Scientific classification
- Kingdom: Plantae
- Clade: Tracheophytes
- Clade: Angiosperms
- Clade: Eudicots
- Clade: Asterids
- Order: Asterales
- Family: Asteraceae
- Genus: Xylorhiza
- Species: X. orcuttii
- Binomial name: Xylorhiza orcuttii (Vasey & Rose) Greene
- Synonyms: Aster orcuttii Machaeranthera orcuttii

= Xylorhiza orcuttii =

- Genus: Xylorhiza (plant)
- Species: orcuttii
- Authority: (Vasey & Rose) Greene
- Conservation status: G3
- Synonyms: Aster orcuttii, Machaeranthera orcuttii

Species of flowering plant

Xylorhiza orcuttii is a perennial plant in the family Asteraceae known by the common name Orcutt's aster. It is native to southern California and northern Baja California, where it grows in scrubby habitat in the dry canyons of the Sonoran Desert.

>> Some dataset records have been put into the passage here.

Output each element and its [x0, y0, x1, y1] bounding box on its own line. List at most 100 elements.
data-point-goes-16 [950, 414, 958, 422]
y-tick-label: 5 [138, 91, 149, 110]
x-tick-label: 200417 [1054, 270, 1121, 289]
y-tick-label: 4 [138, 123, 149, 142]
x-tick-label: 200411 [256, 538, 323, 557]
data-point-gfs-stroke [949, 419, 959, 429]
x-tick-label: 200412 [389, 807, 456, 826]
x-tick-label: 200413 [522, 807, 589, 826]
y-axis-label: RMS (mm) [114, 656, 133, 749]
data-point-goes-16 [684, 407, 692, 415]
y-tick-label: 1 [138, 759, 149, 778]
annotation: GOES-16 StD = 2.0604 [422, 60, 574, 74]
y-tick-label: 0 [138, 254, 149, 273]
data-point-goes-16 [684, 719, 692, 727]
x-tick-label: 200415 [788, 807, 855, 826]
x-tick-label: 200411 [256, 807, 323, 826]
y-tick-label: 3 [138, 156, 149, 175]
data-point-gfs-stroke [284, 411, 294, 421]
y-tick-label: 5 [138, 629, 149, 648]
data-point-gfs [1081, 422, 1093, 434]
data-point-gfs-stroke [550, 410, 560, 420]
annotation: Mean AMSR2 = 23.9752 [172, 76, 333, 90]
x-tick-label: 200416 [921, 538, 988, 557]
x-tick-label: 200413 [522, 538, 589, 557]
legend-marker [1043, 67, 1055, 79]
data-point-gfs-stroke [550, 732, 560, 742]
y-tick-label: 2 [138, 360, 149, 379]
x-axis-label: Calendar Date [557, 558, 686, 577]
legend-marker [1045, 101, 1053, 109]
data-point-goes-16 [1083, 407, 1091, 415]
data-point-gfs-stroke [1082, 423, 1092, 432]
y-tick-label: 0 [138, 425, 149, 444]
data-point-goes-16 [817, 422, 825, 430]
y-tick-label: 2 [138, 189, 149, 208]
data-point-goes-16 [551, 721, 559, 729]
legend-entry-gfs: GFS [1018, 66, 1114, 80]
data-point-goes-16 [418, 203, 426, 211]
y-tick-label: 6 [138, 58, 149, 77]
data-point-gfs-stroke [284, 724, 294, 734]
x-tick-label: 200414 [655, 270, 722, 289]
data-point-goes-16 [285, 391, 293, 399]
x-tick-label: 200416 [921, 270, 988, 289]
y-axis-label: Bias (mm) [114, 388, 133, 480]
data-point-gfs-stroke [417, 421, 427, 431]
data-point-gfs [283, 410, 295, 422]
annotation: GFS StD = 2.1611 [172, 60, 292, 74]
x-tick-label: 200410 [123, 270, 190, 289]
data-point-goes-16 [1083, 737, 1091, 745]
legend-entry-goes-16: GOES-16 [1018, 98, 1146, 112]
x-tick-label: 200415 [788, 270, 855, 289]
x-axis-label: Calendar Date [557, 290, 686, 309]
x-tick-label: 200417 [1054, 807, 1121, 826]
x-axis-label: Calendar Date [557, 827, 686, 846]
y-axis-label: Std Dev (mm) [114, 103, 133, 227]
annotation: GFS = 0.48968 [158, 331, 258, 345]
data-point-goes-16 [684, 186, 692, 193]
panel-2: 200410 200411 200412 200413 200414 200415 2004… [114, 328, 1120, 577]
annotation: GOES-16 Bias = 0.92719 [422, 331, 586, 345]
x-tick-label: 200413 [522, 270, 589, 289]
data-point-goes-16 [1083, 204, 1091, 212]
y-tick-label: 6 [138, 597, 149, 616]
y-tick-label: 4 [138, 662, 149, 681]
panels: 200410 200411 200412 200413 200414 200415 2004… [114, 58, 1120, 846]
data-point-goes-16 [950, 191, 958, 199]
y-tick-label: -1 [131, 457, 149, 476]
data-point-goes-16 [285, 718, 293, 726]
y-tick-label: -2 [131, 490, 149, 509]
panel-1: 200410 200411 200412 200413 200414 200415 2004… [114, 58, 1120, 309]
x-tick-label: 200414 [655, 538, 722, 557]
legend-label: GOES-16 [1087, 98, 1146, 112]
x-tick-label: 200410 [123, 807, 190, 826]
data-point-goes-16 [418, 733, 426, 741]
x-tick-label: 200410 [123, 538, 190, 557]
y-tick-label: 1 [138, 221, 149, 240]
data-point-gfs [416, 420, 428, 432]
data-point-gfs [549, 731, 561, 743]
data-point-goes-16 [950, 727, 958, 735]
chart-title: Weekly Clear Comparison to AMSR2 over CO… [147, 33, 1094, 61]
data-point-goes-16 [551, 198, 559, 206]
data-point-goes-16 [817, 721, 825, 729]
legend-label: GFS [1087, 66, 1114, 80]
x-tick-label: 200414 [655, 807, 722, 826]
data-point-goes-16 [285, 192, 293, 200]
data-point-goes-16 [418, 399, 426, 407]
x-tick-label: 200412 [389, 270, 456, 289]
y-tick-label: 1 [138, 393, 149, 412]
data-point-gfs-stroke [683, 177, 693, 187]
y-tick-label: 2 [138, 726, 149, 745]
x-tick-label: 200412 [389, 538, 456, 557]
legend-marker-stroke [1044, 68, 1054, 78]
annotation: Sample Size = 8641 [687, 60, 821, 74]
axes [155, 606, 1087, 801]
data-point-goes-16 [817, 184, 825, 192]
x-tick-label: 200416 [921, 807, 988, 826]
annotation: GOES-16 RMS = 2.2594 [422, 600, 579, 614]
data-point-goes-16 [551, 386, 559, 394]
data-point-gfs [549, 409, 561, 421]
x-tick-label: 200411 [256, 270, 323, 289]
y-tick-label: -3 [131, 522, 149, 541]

It often grows in rocky and sandy substrates, clay, and alkaline soils amongst cactus. It is a shrub with branching, mostly hairless stems that may reach 1.5 meters in length. The leaves are lance-shaped to oblong with smooth, toothed, or spiny edges. The inflorescence is a solitary flower head with up to 40 or more lavender or pale blue ray florets, each of which may measure over 3 centimeters in length. Flowering may begin as early as late fall or winter. The fruit is an achene which may be over a centimeter long, including its pappus of bristles.